According to security evaluators, the Independent Security Evaluation Agency (ISE) recently released a new study called Ethercombing, which focuses on the security of the Ethereum wallet private key.
ISE found that there are currently 732 private keys on the Ethereum blockchain because of the low randomness and the risk of theft. In addition, since last year, a hacker group called “Blockchainbandit” has used the low-security private key to carry out the money-carrying activities, which reached 37,926 ETHs (then worth $54 million). To this day, the organization has not stopped.
Private key randomness is not high
The generation of the Ethereum public key and address depends on the private key. With the private key, the public key and address can be generated, and the Ether (ETH) on the corresponding address can be used.
The private key is essentially a random number, an array of 32 bytes, 1 byte equals 8 bits of binary, and a binary has only two values: 0 or 1. So the total number of private keys is nearly 2^(8*32)=2^256, and the probability of cracking the private key is 1/2^256.
ISE researcher Adrian Bednarek said that although there is theoretically a probability, it is impossible to force the private key to be cracked. Even if we use computing resources that allow us to generate 100 trillion keys per second, it takes about a few years. In fact, we don’t have such computing resources at all.
However, ISE found in the experiment that due to some errors in the code of the wallet software that generates the private key, the generated private key is not random and easily hacked by the computer (enumerating all possibilities).
For example, ISE says that a 256-bit private key should be:
Due to a problem with the code, the integrity of the private key is truncated to 32 bits on output, resulting in the following:
For computers, cracking a 32-bit private key is much harder than cracking a 256-bit private key.
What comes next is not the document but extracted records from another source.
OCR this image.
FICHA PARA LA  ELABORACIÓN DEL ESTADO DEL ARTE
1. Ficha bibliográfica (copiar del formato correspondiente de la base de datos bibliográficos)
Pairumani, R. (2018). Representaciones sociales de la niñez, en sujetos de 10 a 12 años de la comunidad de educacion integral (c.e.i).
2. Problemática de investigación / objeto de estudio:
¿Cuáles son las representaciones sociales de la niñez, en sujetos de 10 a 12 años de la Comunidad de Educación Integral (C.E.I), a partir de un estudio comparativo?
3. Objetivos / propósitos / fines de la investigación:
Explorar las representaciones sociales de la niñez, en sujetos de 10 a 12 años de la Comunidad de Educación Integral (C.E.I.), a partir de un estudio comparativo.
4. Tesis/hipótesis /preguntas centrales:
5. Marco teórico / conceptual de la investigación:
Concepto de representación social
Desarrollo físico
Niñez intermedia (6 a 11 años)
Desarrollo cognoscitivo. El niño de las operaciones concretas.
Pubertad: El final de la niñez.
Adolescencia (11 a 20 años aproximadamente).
In addition to wallet coding errors, memory reference problems, memory corruption, random device errors, random seed reuse, object obfuscation, stack corruption, input obfuscation, entropy errors, heap corruption, or unchecked precompiled encoding errors may result in insufficient private keys. , security is reduced.
ISE researchers found in the experiment that there are currently 732 private keys on the Ethereum blockchain that are not random and risky. The current private keys are still active and associated with 49,060 transactions on the chain.
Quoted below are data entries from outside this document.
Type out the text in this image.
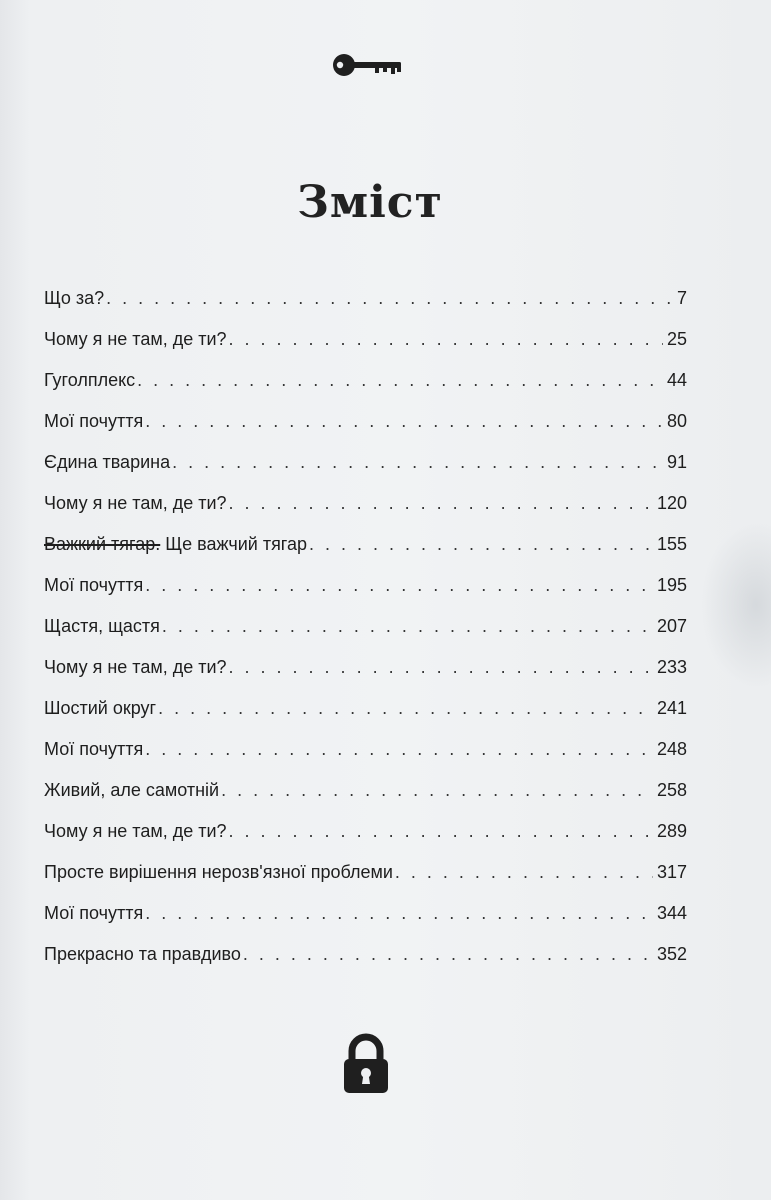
Зміст
Що за? . . .	7
Чому я не там, де ти? . . .	25
Гуголплекс . . .	44
Мої почуття . . .	80
Єдина тварина . . .	91
Чому я не там, де ти? . . .	120
Важкий тягар. Ще важчий тягар . . .	155
Мої почуття . . .	195
Щастя, щастя . . .	207
Чому я не там, де ти? . . .	233
Шостий округ . . .	241
Мої почуття . . .	248
Живий, але самотній . . .	258
Чому я не там, де ти? . . .	289
Просте вирішення нерозв'язної проблеми . . .	317
Мої почуття . . .	344
Прекрасно та правдиво . . .	352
To test the low-security private key found, the ISE researcher transferred an ETH worth $1 to one of the addresses, and the token was transferred a few seconds later.
ISE traced that Token eventually flowed to a hacker organization wallet called “Blockchainbandit.” The organization began stealing some of the less secure private keys from January 2018, with a balance of 37,926 ETHs at the peak, valued at $54 million. To this day, the organization has not stopped.
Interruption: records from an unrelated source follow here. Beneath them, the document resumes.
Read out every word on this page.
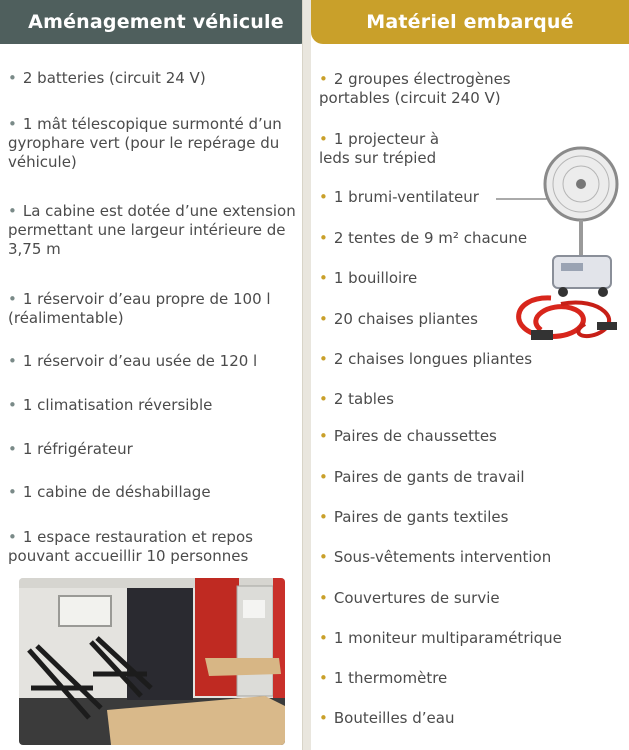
Aménagement véhicule
• 2 batteries (circuit 24 V)
• 1 mât télescopique surmonté d’un gyrophare vert (pour le repérage du véhicule)
• La cabine est dotée d’une extension permettant une largeur intérieure de 3,75 m
• 1 réservoir d’eau propre de 100 l (réalimentable)
• 1 réservoir d’eau usée de 120 l
• 1 climatisation réversible
• 1 réfrigérateur
• 1 cabine de déshabillage
• 1 espace restauration et repos pouvant accueillir 10 personnes
Matériel embarqué
• 2 groupes électrogènes portables (circuit 240 V)
• 1 projecteur à leds sur trépied
• 1 brumi-ventilateur
• 2 tentes de 9 m² chacune
• 1 bouilloire
• 20 chaises pliantes
• 2 chaises longues pliantes
• 2 tables
• Paires de chaussettes
• Paires de gants de travail
• Paires de gants textiles
• Sous-vêtements intervention
• Couvertures de survie
• 1 moniteur multiparamétrique
• 1 thermomètre
• Bouteilles d’eau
Ethereum itself has no problem
If there is a problem with the private key, does it mean that there is a loophole in the technology of the Ethereum blockchain itself? Ethereum researcher Hu Jingyu told the Odaily Planet Daily that the current low-security private key, mainly the issue of wallets, has nothing to do with Ethereum itself. Ethereum core developer Chen Yiwu also believes that Ethereum’s own algorithm is no problem.
Chen Yiwu added that in addition to random numbers, the K value used in the signature process will also affect the security of the private key. “A secret K value is used in the process of generating a signature. Currently, both BTC and ETH use RFC6979 to generate this value. This K value must be random and unique. However, some programmers who are not familiar with cryptographic algorithm programming are likely to ignore it. These details lead to the leakage of the private key.”
At the end of the report, ISE also gave advice to developers and users:
- Generate random numbers using well-known libraries or modules of specific platforms;
- Use a cryptographically secure pseudo-random number generator;
- Audit source code and generated compiled code to verify that randomly generated keys are not truncated;
- Use multiple entropy sources;
- Use NIST-compatible hardware random number generation instructions (RDRAND / RDSEED) provided by AMD / Intel*
- View NIST / FIPS Guide on Encrypted Random Number Generation
- Review and use the NIST Statistical Test Suite (NIST SP 800-22)
For users who use wallets:
- Do not use untrusted software that may acquire a private key;
- The private key should be completely random, so use a trusted software and hardware wallet to generate the private key;
- Do not generate a private key based on a password, as it is easier to crack.
Previously, the private key was always considered unbreakable, but from the current situation, the strong fortress first collapsed from the inside.
In addition, according to Arvind Krishna, head of the IBM Research Center, quantum computers can crack encrypted sensitive data protected by today’s most powerful security technologies, including private keys.